(Wrote this on Tumblr yesterday. Figured it would also work here.)
Trying to explain my communication difficulties (to care workers, social workers and similar) when I’m verbal is really hard.
They assume that because I can speak (most of the time) I don’t have communication problems. Some will accept that I also can’t use the phone, but beyond that think I’m okay. Except I’m not.
I really struggle to ask for stuff. There’s a few reasons for this. Sometimes I forget what it is I need. Sometimes I know but can’t figure out how to ask for it (may have forgotten words, or just can’t get them out). Sometimes I can ask, but can’t explain the details. It means I’m not getting what I need done.
I’ve tried mentioning the obvious ones, like don’t ask open questions. Yet they still are asked, and no amount of asking them will let me answer them other than with something just to get them to stop (such as no for “do you need anything?”, when I need something).
Then there are the things being done, but are being done wrong because I can’t explain what I need (example: I need to rest in between tasks like washing and dressing, but as the care workers aren’t used to that and I can’t say I need to rest so I either try and get it done in one go and become more ill, or end up having to abandon it in the middle when I’ve pushed too far and it’s obvious to others).
Ideally, I’d have a list of tasks that I could have done, and then I’d choose from that. With reminders, such as when I’ve forgotten to have my hair washed for 4 months. I have a care plan but it’s not detailed enough, I can’t access it without help, and I’m not well enough to fix it so it’s accessible to me.

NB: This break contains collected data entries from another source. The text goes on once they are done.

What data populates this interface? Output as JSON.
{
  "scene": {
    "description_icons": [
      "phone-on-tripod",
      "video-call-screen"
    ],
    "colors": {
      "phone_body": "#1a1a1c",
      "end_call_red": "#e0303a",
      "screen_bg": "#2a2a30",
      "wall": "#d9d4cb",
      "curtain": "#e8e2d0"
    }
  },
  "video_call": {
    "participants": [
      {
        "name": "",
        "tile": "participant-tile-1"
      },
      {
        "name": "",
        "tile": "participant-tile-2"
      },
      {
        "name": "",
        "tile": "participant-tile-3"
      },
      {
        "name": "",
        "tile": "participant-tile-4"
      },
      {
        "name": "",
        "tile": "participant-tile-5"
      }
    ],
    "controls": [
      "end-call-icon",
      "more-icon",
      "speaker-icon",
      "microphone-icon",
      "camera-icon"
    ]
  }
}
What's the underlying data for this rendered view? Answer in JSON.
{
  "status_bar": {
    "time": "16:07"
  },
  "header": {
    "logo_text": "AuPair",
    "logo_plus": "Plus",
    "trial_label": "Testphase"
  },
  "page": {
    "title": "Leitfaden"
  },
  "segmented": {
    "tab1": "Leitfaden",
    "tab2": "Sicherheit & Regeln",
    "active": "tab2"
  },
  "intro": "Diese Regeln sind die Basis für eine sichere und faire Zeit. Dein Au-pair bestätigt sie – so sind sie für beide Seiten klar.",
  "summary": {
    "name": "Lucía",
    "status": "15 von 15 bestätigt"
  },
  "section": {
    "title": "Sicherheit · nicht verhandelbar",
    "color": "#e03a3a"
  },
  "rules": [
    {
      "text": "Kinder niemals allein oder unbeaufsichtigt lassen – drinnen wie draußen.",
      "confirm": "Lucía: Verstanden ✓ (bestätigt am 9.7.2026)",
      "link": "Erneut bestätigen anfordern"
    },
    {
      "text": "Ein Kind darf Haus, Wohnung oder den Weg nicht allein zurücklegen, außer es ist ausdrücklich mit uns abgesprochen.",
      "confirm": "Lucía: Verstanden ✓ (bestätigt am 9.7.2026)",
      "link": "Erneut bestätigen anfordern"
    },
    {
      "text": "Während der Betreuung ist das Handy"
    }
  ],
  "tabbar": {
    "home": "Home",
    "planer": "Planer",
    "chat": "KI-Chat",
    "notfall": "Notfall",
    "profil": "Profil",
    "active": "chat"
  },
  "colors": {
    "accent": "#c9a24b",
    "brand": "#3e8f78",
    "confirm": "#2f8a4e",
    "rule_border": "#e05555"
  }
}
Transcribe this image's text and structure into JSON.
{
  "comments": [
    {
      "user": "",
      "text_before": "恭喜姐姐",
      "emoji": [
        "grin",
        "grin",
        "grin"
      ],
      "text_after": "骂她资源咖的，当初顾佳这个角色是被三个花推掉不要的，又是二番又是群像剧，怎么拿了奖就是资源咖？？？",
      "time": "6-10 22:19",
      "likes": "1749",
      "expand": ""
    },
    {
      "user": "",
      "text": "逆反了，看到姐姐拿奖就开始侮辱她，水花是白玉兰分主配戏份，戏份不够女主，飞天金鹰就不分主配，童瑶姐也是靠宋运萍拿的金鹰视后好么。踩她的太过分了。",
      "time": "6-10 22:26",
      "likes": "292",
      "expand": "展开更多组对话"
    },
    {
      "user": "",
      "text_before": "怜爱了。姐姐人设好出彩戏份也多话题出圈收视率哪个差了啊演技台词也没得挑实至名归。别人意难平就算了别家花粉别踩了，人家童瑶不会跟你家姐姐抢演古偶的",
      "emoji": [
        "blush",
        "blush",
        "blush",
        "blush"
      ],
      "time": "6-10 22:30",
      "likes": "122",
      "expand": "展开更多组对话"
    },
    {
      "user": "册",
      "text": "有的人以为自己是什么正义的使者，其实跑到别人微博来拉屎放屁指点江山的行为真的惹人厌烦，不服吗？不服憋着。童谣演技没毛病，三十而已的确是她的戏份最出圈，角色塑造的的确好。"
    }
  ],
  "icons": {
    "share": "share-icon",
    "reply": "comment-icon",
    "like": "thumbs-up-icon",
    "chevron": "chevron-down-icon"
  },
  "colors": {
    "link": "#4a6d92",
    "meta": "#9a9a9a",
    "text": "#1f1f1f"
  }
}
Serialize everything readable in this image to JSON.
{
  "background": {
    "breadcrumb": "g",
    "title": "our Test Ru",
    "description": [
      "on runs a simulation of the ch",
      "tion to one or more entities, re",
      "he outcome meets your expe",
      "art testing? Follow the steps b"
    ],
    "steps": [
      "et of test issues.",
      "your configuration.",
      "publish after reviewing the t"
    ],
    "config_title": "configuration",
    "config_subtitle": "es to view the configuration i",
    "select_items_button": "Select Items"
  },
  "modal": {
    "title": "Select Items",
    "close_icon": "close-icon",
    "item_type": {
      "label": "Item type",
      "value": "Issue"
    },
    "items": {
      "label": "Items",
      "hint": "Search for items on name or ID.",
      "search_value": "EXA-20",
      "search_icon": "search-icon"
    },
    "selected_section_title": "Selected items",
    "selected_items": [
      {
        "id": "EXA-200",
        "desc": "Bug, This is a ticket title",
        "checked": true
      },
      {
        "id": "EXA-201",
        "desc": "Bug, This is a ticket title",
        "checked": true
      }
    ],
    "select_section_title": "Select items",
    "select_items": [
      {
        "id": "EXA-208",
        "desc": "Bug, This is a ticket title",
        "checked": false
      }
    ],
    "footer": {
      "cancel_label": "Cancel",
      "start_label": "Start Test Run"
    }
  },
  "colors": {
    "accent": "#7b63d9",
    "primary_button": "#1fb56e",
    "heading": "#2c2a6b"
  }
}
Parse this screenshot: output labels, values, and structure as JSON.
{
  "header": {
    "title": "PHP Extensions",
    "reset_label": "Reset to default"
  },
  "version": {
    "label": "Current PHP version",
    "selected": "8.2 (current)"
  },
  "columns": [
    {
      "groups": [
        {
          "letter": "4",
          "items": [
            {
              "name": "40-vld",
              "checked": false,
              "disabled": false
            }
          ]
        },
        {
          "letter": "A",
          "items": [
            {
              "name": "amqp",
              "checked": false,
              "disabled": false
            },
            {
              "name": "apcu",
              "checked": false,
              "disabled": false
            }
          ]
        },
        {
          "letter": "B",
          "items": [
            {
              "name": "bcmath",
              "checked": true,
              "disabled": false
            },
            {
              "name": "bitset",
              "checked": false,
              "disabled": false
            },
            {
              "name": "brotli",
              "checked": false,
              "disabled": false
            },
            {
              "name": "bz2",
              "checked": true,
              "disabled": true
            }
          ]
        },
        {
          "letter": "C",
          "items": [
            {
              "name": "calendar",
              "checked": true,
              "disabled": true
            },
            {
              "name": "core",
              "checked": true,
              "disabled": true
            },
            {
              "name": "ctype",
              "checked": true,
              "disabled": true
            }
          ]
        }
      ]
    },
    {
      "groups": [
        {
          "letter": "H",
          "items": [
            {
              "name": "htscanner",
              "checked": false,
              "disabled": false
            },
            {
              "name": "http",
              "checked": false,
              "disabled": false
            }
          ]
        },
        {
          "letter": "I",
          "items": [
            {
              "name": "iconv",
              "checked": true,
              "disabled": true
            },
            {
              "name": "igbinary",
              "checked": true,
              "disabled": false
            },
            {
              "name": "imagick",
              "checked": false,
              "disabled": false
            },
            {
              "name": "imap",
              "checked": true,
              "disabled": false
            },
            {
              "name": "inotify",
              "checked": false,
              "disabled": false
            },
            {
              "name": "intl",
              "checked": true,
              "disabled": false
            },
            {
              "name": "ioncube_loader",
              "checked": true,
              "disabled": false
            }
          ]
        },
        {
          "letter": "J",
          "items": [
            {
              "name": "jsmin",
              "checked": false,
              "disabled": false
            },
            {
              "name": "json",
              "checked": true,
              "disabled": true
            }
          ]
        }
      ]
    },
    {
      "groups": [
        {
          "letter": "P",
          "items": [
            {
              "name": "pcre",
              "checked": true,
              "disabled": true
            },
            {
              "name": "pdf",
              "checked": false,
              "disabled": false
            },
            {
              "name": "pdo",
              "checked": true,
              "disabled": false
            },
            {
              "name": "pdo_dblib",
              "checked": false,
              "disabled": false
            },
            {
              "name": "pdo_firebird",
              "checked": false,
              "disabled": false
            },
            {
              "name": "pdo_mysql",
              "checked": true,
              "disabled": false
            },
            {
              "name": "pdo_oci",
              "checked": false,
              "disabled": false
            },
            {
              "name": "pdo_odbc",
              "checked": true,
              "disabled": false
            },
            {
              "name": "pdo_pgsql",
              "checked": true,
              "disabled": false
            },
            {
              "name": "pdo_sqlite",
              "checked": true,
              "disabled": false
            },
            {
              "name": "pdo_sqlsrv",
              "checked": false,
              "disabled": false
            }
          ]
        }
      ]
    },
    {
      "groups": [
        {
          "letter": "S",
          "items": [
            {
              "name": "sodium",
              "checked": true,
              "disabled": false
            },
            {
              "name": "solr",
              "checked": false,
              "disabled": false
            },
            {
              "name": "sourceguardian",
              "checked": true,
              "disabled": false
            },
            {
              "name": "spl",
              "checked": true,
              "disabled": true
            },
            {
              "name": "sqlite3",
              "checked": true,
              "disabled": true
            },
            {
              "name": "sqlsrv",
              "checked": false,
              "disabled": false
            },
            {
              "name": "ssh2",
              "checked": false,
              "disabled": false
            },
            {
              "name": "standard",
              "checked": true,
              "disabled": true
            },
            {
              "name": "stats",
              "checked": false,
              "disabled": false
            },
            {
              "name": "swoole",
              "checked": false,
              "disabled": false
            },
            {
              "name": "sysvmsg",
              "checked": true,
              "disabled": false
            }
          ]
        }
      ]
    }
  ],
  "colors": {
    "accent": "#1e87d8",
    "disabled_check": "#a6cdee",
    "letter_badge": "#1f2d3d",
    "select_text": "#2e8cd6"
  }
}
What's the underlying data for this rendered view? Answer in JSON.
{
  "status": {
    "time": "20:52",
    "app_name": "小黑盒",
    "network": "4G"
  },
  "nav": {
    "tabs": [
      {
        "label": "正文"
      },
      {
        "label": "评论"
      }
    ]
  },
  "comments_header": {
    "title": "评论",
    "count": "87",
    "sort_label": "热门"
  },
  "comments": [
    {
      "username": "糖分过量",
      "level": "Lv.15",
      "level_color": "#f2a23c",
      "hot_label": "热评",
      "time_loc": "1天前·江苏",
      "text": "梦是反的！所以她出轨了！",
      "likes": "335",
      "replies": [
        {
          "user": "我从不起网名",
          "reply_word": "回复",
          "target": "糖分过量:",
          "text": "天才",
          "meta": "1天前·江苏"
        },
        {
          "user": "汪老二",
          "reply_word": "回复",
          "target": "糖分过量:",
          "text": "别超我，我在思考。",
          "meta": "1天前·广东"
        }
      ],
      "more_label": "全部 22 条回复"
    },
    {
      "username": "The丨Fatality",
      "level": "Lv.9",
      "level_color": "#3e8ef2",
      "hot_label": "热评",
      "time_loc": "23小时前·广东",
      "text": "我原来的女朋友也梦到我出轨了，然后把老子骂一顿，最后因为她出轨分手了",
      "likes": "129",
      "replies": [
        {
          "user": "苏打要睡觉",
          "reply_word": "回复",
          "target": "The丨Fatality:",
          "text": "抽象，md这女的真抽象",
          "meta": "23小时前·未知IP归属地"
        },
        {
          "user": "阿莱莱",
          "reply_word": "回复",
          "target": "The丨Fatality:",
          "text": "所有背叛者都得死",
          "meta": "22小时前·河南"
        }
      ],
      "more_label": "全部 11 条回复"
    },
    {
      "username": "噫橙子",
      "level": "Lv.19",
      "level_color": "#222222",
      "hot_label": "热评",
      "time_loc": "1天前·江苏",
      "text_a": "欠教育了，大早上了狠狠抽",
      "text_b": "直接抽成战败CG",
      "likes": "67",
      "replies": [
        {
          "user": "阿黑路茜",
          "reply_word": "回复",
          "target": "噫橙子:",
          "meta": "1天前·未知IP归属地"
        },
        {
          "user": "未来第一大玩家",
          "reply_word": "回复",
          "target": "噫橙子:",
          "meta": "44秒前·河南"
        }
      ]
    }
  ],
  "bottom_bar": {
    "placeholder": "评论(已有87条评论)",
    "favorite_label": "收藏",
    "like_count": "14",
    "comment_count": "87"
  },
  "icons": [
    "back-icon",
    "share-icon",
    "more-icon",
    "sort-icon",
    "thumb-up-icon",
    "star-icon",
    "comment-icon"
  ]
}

Johan has similar issues. Yet during his assessment for care, the social worker put down he has no communication issues because he could speak at the beginning of the assessment (he was barely able to form words by the end and I had to provide the answers to the questions, which was mentioned in the assessment). We both have large vocabularies and sound intelligent when verbal, so there’s the assumption we can’t struggle to communicate.
It’s not helped by there not being a place for autism. I’m under physical disabilities as that’s my biggest need, and they don’t get autism at all (I’ve been told I just have to accept strangers coming to provide personal care and not being told of any changes, which I simply can’t do). There’s currently an argument over whether Johan’s care will be funded by mental health or learning disabilities (in the UK, that means IQ under 75- we’re both good at the stuff IQ tests measure, so don’t count).
Autism isn’t a learning disability, but the kind of help we require is very similar to that needed by those with one, though it might need to be provided slightly differently (I know that’s not the case for all autistics, but it is for us). Autism isn’t a mental illness either, and treating it like one doesn’t work very well in my experience.
I’ve always felt a kind of kinship with those with learning disabilities, like we’re more similar than different. I excelled at academic subjects until life exceeded my ability to cope, yet understood what it was like to struggle to learn other stuff. Many of my friends over the years have had learning disabilities, and I know it’s confused people but they’ve been great friends.
We don’t really mind who provides the funding, so long as we get the help we need. I know we’re lucky to get any help at all. Yet the help I’m currently getting doesn’t quite meet my needs, and Johan’s been struggling for years without and nearly died because of it. I wish there were an easy way to fix it, but neither of us have the spoons.